The course of digital transformation never did run smooth. This week’s caucus catastrophe provides us with an important lesson in the value of knowing how to quickly identify and prioritize critical application errors.
For those of you following the political headlines, you’ve probably heard plenty about the “Shadow app” Iowa caucus disaster. The short of it was that a new mobile app and backend were used to tally the votes of the U.S Democratic primary elections in the state of Iowa – the first of 50 primary races.

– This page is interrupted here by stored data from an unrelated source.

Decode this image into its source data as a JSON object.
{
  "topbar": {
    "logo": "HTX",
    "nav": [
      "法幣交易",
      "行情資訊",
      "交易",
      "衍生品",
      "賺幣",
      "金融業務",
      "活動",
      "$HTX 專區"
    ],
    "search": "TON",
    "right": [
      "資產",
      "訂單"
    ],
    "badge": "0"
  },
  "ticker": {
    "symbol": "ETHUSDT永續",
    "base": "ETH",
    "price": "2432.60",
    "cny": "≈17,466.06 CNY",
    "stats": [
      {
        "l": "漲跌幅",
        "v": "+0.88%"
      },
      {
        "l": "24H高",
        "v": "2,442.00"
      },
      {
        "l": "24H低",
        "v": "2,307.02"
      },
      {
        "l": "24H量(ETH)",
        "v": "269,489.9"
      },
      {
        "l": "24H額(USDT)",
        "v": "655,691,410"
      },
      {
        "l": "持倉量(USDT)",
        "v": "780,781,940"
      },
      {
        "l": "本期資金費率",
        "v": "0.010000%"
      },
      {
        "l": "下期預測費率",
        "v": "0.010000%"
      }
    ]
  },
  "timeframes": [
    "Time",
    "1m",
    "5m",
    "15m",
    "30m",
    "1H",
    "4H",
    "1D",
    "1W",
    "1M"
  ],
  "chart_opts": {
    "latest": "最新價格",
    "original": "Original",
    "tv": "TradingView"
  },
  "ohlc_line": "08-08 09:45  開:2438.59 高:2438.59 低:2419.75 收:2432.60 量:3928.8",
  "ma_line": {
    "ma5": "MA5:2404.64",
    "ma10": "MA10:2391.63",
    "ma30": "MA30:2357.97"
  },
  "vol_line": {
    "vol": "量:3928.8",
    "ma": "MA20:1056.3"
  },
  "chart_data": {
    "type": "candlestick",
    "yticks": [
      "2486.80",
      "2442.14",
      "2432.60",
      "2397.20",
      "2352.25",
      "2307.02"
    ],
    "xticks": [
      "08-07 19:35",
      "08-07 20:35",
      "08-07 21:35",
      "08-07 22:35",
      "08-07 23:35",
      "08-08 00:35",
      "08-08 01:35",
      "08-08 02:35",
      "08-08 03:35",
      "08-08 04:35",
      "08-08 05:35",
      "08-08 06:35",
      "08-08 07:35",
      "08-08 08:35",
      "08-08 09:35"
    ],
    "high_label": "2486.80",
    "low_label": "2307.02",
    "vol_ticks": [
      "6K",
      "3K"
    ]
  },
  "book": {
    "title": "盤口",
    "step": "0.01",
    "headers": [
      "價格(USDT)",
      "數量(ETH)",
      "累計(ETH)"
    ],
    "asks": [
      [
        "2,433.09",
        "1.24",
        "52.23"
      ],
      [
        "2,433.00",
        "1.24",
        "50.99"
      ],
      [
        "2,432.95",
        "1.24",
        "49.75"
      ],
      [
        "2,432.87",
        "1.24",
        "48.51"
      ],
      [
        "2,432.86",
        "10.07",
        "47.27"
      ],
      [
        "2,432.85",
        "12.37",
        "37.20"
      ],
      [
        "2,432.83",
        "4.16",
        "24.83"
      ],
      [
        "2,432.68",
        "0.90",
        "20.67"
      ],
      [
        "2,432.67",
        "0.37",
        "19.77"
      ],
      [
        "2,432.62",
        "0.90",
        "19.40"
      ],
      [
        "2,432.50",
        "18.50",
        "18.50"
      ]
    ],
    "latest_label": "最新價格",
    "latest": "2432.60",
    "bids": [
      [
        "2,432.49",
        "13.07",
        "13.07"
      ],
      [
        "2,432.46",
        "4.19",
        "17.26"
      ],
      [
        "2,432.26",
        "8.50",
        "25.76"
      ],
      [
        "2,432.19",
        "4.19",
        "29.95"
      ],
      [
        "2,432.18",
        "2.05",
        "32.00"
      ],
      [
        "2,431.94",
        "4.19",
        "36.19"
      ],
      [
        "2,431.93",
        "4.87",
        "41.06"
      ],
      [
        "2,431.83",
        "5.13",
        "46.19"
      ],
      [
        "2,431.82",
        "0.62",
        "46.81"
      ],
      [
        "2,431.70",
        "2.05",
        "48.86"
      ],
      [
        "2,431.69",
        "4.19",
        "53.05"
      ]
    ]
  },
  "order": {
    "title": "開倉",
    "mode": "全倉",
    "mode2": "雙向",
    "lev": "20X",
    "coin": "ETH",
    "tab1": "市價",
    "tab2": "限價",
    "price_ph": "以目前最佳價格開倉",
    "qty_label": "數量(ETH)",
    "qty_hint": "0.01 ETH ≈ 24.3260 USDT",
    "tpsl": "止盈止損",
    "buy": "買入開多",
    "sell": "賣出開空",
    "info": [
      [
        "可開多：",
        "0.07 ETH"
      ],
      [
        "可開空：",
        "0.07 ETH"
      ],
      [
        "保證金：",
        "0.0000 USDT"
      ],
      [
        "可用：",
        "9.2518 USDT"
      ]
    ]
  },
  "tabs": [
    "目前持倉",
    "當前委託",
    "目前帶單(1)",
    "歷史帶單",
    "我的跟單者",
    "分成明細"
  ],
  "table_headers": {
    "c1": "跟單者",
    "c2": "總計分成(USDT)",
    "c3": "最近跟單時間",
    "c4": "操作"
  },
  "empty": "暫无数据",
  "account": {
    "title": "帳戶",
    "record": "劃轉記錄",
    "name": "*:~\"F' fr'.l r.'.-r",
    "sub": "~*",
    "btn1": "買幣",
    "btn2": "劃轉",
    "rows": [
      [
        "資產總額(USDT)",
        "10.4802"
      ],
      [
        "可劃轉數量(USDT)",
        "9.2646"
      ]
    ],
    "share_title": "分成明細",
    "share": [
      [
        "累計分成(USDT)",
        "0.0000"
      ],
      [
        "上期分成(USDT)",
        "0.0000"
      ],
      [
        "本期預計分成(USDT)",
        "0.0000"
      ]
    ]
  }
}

The app, which was only 5 months old, failed in a spectacular way, delaying the results of the elections by days… The developers of the app reported the issue was a “coding error” and that they had fixed it. Of course by that time the damage had already been done, making headlines in almost every major news outlet worldwide. Oops!
Most of us in the business of writing code and delivering software will probably (thankfully) never be put in a situation where we have to ship out a mission-critical application so quickly, and support it when it fails with the eyes of the world on us. But the act of having to rush a feature out to meet a specific business or product milestone, and the feeling of impending doom and angst that comes with it, is something that many if not most of us are deeply familiar with.
I thought that this would be a good opportunity to look at some strategies we’ve found to be effective when releasing code under tight conditions.
The Two Things You Should Always Look for in a New Release
In most situations, you won’t be shipping a brand new application into the wild, but more likely a new feature or capability within an existing application. The risk in this case would either be in broken behavior for the new feature, or – even worse – unexpected impact on existing ones. The challenge here is to detect abnormal behavior or deviations from normal execution as quickly as possible, identify the origin, cause and quickest path towards resolution.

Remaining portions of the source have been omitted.